Europe has had its first vote on what sort of cars we will all drive in the future.
The proposed European Union law restricting CO2 emissions from cars is over its first hurdle: a vote on more than 20 amendments in the European Parliament’s environment committee.
First, it’s important - it will affect anyone who drives a car.
Then, I’m interested to see how the forces balance out: the powerful German-dominated car industry versus ever-growing concern about the environment. Will the original proposal be beefed up or watered down? Also, it’s a chance to educate myself on how exactly the EU makes a law - a practical civics lecture for both me and anyone else who is interested.
The environment committee was voting on the report written by British Lib Dem MEP Chris Davies, and the amendments to it tabled by committee members.
A number of his innovations were thrown out.
His plan to ban cars that do more than 100 mph was defeated.
He’d suggested giving the car manufacturers more time, but obliging them to meet a tougher target. That was thrown out, but so was the European Commission’s plan to include biofuels as part of the solution. So now the idea is manufacturers must reduce CO2 emissions to an average of 120g of carbon dioxide per kilometre by 2012, by engine emissions alone.
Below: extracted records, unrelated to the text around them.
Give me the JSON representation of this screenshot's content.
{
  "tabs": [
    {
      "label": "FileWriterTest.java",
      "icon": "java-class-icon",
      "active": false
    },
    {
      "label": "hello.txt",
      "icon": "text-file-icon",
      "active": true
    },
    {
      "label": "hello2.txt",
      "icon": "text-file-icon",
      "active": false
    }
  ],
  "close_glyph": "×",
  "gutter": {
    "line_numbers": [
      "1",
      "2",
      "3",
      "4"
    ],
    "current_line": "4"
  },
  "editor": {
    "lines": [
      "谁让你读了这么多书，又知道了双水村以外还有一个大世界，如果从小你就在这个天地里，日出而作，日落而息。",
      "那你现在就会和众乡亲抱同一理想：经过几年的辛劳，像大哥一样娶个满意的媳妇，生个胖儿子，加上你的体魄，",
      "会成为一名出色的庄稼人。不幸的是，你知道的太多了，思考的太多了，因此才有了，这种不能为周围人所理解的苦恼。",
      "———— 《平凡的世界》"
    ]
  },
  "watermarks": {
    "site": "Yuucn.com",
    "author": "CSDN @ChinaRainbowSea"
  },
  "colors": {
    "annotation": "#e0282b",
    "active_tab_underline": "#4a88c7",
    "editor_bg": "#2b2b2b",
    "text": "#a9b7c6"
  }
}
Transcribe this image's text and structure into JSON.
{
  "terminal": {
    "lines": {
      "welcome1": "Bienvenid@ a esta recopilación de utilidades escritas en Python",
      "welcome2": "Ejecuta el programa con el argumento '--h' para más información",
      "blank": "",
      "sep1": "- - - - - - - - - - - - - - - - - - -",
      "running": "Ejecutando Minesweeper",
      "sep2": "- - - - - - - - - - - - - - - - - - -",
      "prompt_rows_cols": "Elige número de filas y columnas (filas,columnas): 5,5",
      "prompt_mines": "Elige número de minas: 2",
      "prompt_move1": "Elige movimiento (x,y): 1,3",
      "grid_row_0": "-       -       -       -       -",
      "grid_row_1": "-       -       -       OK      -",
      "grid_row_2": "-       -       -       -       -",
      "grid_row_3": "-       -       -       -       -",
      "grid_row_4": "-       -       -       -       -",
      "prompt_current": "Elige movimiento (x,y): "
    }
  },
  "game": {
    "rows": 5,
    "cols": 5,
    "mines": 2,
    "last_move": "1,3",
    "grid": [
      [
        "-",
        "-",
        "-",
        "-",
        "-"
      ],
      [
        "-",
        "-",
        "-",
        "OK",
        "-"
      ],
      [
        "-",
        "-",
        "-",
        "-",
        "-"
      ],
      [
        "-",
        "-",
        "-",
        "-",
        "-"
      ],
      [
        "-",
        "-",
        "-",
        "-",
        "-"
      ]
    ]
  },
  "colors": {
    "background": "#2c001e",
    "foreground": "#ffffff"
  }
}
But Mr Davies isn’t disappointed. He told the committee that although his compromise had been rejected he was pleased because the result was “environmentally ambitious”.
Listen to him here.
The German Green on the Industry Committee, Rebecca Harms, said afterwards: “A large majority of MEPs voted for a binding average target of 120g/km to be achieved through engine technology alone. This is a welcome rejection of the so-called 'integrated approach' to this longstanding target - a dilution advocated by the car industry. We particularly welcome the support of the committee for the limit to be achieved by 2012. Delaying its introduction would only reward laggards and delay the necessary technical advances.”
The Tories in the European Parliament are striving to be more ambitious still.
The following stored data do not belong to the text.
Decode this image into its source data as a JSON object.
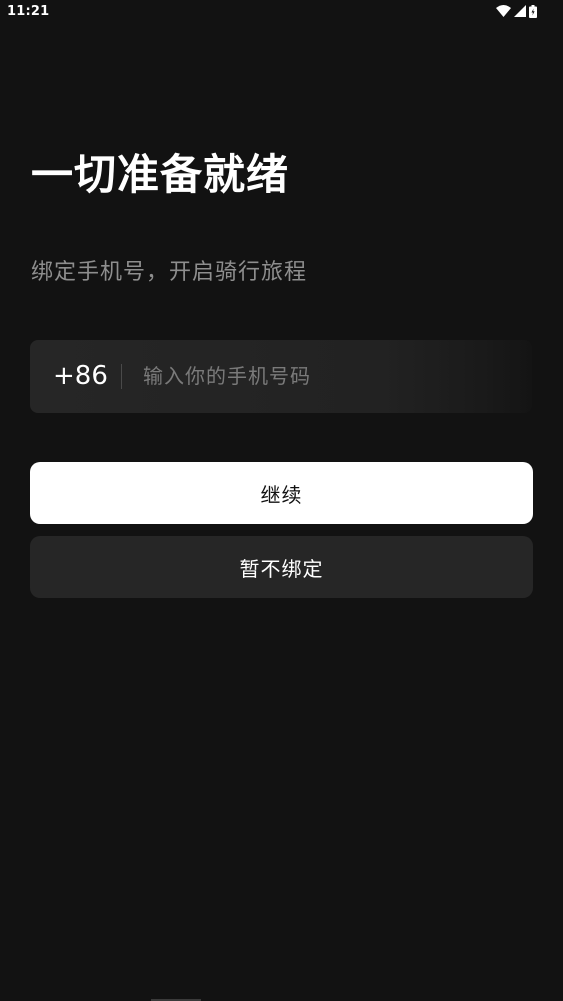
{
  "status_bar": {
    "time": "11:21",
    "icons": [
      "wifi-icon",
      "cell-signal-icon",
      "battery-icon"
    ]
  },
  "page": {
    "title": "一切准备就绪",
    "subtitle": "绑定手机号，开启骑行旅程"
  },
  "phone": {
    "country_code": "+86",
    "value": "",
    "placeholder": "输入你的手机号码"
  },
  "buttons": {
    "continue_label": "继续",
    "skip_label": "暂不绑定"
  },
  "colors": {
    "background": "#121212",
    "primary_button": "#ffffff",
    "secondary_button": "#262626",
    "subtitle_text": "#8e8e8e"
  }
}
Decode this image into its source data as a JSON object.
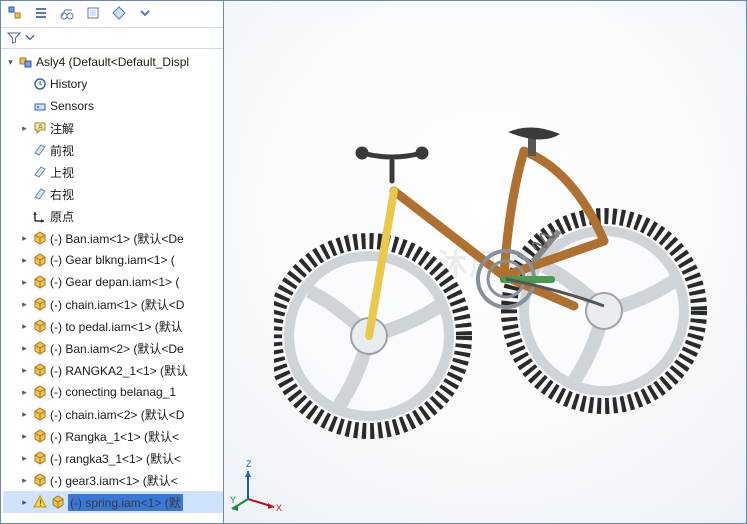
{
  "toolbar": {
    "buttons": [
      "assembly-icon",
      "list-icon",
      "motion-icon",
      "config-icon",
      "display-icon",
      "hide-icon"
    ]
  },
  "filter": {
    "tooltip": "Filter"
  },
  "tree": {
    "root": {
      "label": "Asly4  (Default<Default_Displ",
      "expand": "▾"
    },
    "items": [
      {
        "icon": "history-icon",
        "label": "History",
        "expand": ""
      },
      {
        "icon": "sensors-icon",
        "label": "Sensors",
        "expand": ""
      },
      {
        "icon": "annot-icon",
        "label": "注解",
        "expand": "▸"
      },
      {
        "icon": "plane-icon",
        "label": "前视",
        "expand": ""
      },
      {
        "icon": "plane-icon",
        "label": "上视",
        "expand": ""
      },
      {
        "icon": "plane-icon",
        "label": "右视",
        "expand": ""
      },
      {
        "icon": "origin-icon",
        "label": "原点",
        "expand": ""
      },
      {
        "icon": "part-icon",
        "label": "(-) Ban.iam<1> (默认<De",
        "expand": "▸"
      },
      {
        "icon": "part-icon",
        "label": "(-) Gear blkng.iam<1> (",
        "expand": "▸"
      },
      {
        "icon": "part-icon",
        "label": "(-) Gear depan.iam<1> (",
        "expand": "▸"
      },
      {
        "icon": "part-icon",
        "label": "(-) chain.iam<1> (默认<D",
        "expand": "▸"
      },
      {
        "icon": "part-icon",
        "label": "(-) to pedal.iam<1> (默认",
        "expand": "▸"
      },
      {
        "icon": "part-icon",
        "label": "(-) Ban.iam<2> (默认<De",
        "expand": "▸"
      },
      {
        "icon": "part-icon",
        "label": "(-) RANGKA2_1<1> (默认",
        "expand": "▸"
      },
      {
        "icon": "part-icon",
        "label": "(-) conecting belanag_1",
        "expand": "▸"
      },
      {
        "icon": "part-icon",
        "label": "(-) chain.iam<2> (默认<D",
        "expand": "▸"
      },
      {
        "icon": "part-icon",
        "label": "(-) Rangka_1<1> (默认<",
        "expand": "▸"
      },
      {
        "icon": "part-icon",
        "label": "(-) rangka3_1<1> (默认<",
        "expand": "▸"
      },
      {
        "icon": "part-icon",
        "label": "(-) gear3.iam<1> (默认<",
        "expand": "▸"
      },
      {
        "icon": "warn-icon",
        "label": "(-) spring.iam<1> (默",
        "expand": "▸",
        "warn": true,
        "selected": true
      }
    ]
  },
  "viewport": {
    "watermark": "沐风网",
    "triad": {
      "x": "X",
      "y": "Y",
      "z": "Z"
    }
  },
  "colors": {
    "frame": "#b07030",
    "fork": "#e9c94a",
    "wheel": "#9aa3ab",
    "tire": "#2a2a2a",
    "crank": "#4a9a52",
    "seat": "#3a3a3a"
  }
}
“In order to offer the industry greater certainty with which to plan for the future, we recommend that an incoming Conservative government adopts an emissions target for new cars of between 80g and 100g by 2020," said their leader, Timothy Kirkhope.
"This target is merely a continuum of the downwards trajectory envisaged by the EU’s current proposal, which would see emissions reduce by 4-5% a year to 2012. Continuing this reduction path yields emissions of no more than 100g per kilometre by 2020.”
Labour MEP Glenis Willmott, a member of the environment committee, said:
"We firmly expect this vote to be a signal to the car industry to smarten up their act and to carry out the measures they themselves have agreed to. The 120g/km to be met on an obligatory basis by 2012 is the strongest message we can send to firms who have been dragging their feet and not understood that European consumers are now anxious to drive cleaner cars. Unless we have a strong European position on this issue, other car manufacturing countries outside the EU will steal the march on us."
For once a pretty common line from the politicians be they red, blue, green or yellow. But are they right?